John Walsh
Displayed with permission from International Business Times
A History Of The Democratic Republic of Congo

At least 34 people have been killed by government forces in the Democratic Republic of Congo as part of nationwide protests over the country’s president refusing to step down from office after his term expired, Reuters reported. President Joseph Kabila was still in power at the time the Thursday report was published.

Congolese police have been squaring off with anti-Kabila activists since Monday when Kabila did not step down despite his presidential term ending at midnight that day. Government security forces utilized tear gas and rubber bullets in an attempt to subdue the boisterous crowds, prompting The U.S., Britain, the European Union and the United Nations to all condemn the Congolese government and its security forces for violating human rights when outlawing the protests.

A statement issued by U.S. government on Tuesday pressed Kabila’s security forces to “Respect the rights of Congolese citizens to assemble peacefully and express their opinions without fear of retaliation, retribution, or arbitrary arrest.”

While the large majority of those who lost their lives were protestors shot and killed in the streets by government security forces, some were pedestrian bystanders who died from being in caught in the crossfire, a representative of the Human Rights Watch said.

Evidence indicated that between 19 and 26 people were killed in Kinshasa and the country’s second most populated city of Lubumbashi during demonstrations on Monday night and Tuesday. Roughly 50 people were injured, the Guardian reported.

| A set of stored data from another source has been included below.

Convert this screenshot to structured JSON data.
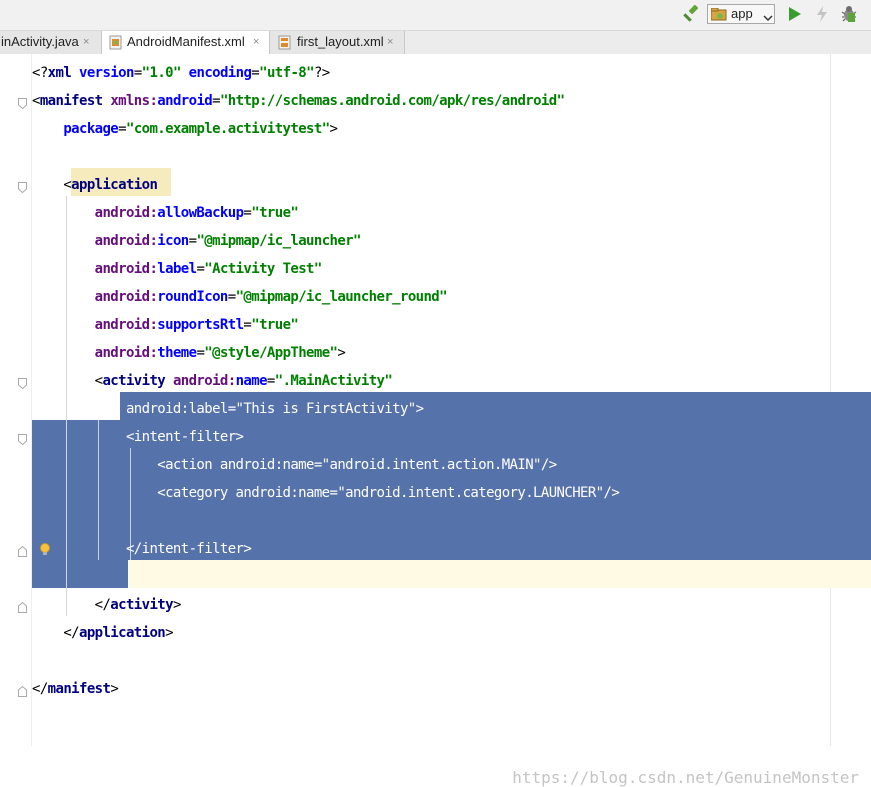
{
  "toolbar": {
    "run_config": "app",
    "icons": [
      "hammer-icon",
      "app-module-icon",
      "dropdown-chevron-icon",
      "run-icon",
      "apply-changes-icon",
      "debug-icon"
    ]
  },
  "tabs": [
    {
      "label": "inActivity.java",
      "close": "×",
      "active": false
    },
    {
      "label": "AndroidManifest.xml",
      "close": "×",
      "active": true
    },
    {
      "label": "first_layout.xml",
      "close": "×",
      "active": false
    }
  ],
  "editor": {
    "lines": [
      [
        [
          "pl",
          "<?"
        ],
        [
          "k",
          "xml "
        ],
        [
          "aa",
          "version"
        ],
        [
          "pl",
          "="
        ],
        [
          "v",
          "\"1.0\""
        ],
        [
          "pl",
          " "
        ],
        [
          "aa",
          "encoding"
        ],
        [
          "pl",
          "="
        ],
        [
          "v",
          "\"utf-8\""
        ],
        [
          "pl",
          "?>"
        ]
      ],
      [
        [
          "pl",
          "<"
        ],
        [
          "k",
          "manifest "
        ],
        [
          "an",
          "xmlns:"
        ],
        [
          "aa",
          "android"
        ],
        [
          "pl",
          "="
        ],
        [
          "v",
          "\"http://schemas.android.com/apk/res/android\""
        ]
      ],
      [
        [
          "pl",
          "    "
        ],
        [
          "aa",
          "package"
        ],
        [
          "pl",
          "="
        ],
        [
          "v",
          "\"com.example.activitytest\""
        ],
        [
          "pl",
          ">"
        ]
      ],
      [],
      [
        [
          "pl",
          "    <"
        ],
        [
          "k",
          "application"
        ]
      ],
      [
        [
          "pl",
          "        "
        ],
        [
          "an",
          "android:"
        ],
        [
          "aa",
          "allowBackup"
        ],
        [
          "pl",
          "="
        ],
        [
          "v",
          "\"true\""
        ]
      ],
      [
        [
          "pl",
          "        "
        ],
        [
          "an",
          "android:"
        ],
        [
          "aa",
          "icon"
        ],
        [
          "pl",
          "="
        ],
        [
          "v",
          "\"@mipmap/ic_launcher\""
        ]
      ],
      [
        [
          "pl",
          "        "
        ],
        [
          "an",
          "android:"
        ],
        [
          "aa",
          "label"
        ],
        [
          "pl",
          "="
        ],
        [
          "v",
          "\"Activity Test\""
        ]
      ],
      [
        [
          "pl",
          "        "
        ],
        [
          "an",
          "android:"
        ],
        [
          "aa",
          "roundIcon"
        ],
        [
          "pl",
          "="
        ],
        [
          "v",
          "\"@mipmap/ic_launcher_round\""
        ]
      ],
      [
        [
          "pl",
          "        "
        ],
        [
          "an",
          "android:"
        ],
        [
          "aa",
          "supportsRtl"
        ],
        [
          "pl",
          "="
        ],
        [
          "v",
          "\"true\""
        ]
      ],
      [
        [
          "pl",
          "        "
        ],
        [
          "an",
          "android:"
        ],
        [
          "aa",
          "theme"
        ],
        [
          "pl",
          "="
        ],
        [
          "v",
          "\"@style/AppTheme\""
        ],
        [
          "pl",
          ">"
        ]
      ],
      [
        [
          "pl",
          "        <"
        ],
        [
          "k",
          "activity "
        ],
        [
          "an",
          "android:"
        ],
        [
          "aa",
          "name"
        ],
        [
          "pl",
          "="
        ],
        [
          "v",
          "\".MainActivity\""
        ]
      ],
      [
        [
          "pl",
          "            "
        ],
        [
          "sel",
          "android:label=\"This is FirstActivity\">"
        ]
      ],
      [
        [
          "pl",
          "            "
        ],
        [
          "sel",
          "<intent-filter>"
        ]
      ],
      [
        [
          "pl",
          "                "
        ],
        [
          "sel",
          "<action android:name=\"android.intent.action.MAIN\"/>"
        ]
      ],
      [
        [
          "pl",
          "                "
        ],
        [
          "sel",
          "<category android:name=\"android.intent.category.LAUNCHER\"/>"
        ]
      ],
      [],
      [
        [
          "pl",
          "            "
        ],
        [
          "sel",
          "</intent-filter>"
        ]
      ],
      [],
      [
        [
          "pl",
          "        </"
        ],
        [
          "k",
          "activity"
        ],
        [
          "pl",
          ">"
        ]
      ],
      [
        [
          "pl",
          "    </"
        ],
        [
          "k",
          "application"
        ],
        [
          "pl",
          ">"
        ]
      ],
      [],
      [
        [
          "pl",
          "</"
        ],
        [
          "k",
          "manifest"
        ],
        [
          "pl",
          ">"
        ]
      ]
    ]
  },
  "watermark": "https://blog.csdn.net/GenuineMonster",
  "colors": {
    "selection": "#5672aa",
    "caret_line": "#fffae3",
    "tag_highlight": "#f6ebbc",
    "keyword": "#000080",
    "attribute_name": "#660e7a",
    "attribute": "#0000ff",
    "value": "#008000"
  }
}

As for incarcerations, Congolese police spokesman Col Pierre Mwanamputu said 275 people had been detained since Monday and 116 were still behind bars.

A Congolese constitutional court verdict in October ruled that Kabila could remain the president until his successor was elected democratically, according to Africa News Tuesday. But anti-Kabila demonstrators accused the leader of purposely allowing his presidency to expire without holding an election in order to stay in power.

Congolese government authorities have said that an election hasn’t happened yet because of financial impediments. Therefore, the election is currently scheduled for April of 2018.

The Catholic Church in Congo has played an intricate role in mediating between the protester’s demands and the will of the government. Church representatives have made it their goal to resolve the political conflict by Christmas.